Ex-Pentagon gc objects to drone court

By James Barnes

27 March 2013 at 09:55 BST

The former general counsel for the Department of Defence, Jeh Johnson, has criticised proposals for a so-called drone court which would legitimise the government's 'targeted-killing' programme.

The United Nations is considering the potential for a ban on certain types of autonomous weapons.

In a speech at the Fordham University School of Law Mr Johnson said: ‘The idea is motivated by a desire to rein in the president’s constitutional authority to engage in armed conflict and protect the nation, which is the very reason it has constitutional problems.’

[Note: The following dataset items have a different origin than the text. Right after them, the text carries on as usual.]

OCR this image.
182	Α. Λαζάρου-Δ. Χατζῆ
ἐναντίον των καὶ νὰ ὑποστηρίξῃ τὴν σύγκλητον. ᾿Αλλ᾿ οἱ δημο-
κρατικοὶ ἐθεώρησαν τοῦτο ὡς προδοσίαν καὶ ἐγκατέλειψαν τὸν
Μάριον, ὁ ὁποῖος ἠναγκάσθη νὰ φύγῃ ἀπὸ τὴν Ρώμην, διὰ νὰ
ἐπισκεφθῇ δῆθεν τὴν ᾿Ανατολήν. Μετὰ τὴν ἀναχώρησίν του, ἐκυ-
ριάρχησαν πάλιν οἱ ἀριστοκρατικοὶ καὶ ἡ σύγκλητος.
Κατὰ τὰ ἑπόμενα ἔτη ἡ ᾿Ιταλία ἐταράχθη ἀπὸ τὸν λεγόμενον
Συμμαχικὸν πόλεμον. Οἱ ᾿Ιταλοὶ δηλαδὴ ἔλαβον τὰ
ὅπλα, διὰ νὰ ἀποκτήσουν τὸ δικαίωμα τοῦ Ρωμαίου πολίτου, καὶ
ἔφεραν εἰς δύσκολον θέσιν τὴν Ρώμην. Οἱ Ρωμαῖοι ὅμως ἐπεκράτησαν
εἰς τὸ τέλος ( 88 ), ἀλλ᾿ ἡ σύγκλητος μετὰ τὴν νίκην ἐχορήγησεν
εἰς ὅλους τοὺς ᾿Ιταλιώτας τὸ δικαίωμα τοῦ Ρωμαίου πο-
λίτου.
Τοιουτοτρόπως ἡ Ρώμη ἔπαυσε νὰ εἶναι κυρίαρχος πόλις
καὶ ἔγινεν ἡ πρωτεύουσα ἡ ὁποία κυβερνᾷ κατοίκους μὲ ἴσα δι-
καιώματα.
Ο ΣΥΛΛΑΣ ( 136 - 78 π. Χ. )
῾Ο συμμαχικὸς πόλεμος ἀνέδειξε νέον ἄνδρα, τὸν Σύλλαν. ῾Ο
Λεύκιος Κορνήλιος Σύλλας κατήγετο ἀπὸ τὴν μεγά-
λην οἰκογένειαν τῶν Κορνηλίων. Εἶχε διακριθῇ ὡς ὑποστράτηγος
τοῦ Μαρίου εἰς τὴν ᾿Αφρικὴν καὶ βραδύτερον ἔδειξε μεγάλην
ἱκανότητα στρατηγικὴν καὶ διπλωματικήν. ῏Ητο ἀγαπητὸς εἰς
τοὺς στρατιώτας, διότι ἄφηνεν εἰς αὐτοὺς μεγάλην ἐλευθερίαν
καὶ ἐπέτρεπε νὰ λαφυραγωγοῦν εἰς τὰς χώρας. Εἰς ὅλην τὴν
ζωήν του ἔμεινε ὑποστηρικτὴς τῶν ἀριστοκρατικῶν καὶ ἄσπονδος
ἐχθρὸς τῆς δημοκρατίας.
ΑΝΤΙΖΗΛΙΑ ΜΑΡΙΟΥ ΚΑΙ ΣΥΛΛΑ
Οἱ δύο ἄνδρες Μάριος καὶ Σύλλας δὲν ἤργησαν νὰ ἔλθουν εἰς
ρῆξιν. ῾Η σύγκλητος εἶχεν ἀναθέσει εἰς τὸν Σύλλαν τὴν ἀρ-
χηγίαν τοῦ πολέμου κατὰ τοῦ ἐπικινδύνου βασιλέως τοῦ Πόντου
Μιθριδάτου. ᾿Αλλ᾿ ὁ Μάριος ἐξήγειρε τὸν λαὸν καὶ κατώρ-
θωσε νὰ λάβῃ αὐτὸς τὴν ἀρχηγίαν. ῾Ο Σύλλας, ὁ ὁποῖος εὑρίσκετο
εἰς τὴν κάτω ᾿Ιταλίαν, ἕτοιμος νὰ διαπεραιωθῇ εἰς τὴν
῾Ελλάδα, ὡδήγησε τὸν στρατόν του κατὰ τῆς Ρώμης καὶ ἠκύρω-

The Huffington Post reports that the idea of a court to police drone killings was raised by Maine Senator Angus King. The idea gained weight after being praised by the editorial board of The New York Times, which compared it to the Foreign Intelligence Surveillance Court.
Supporters of the idea suggest that the court would legitimise and bring credibility to the secretive process the administration uses to decide who to kill in the name of the war against al Qaeda.

Legal role

Mr Johnson admitted that the supporters had a valid point, but argued that the Constitution names the president as commander-in-chief, and he or she ‘cannot assign part of it away to another branch of government, nor have it taken away by an act of Congress’.
Mr Johnson left his position at the pentagon three months ago after spending four years in the department’s top legal role.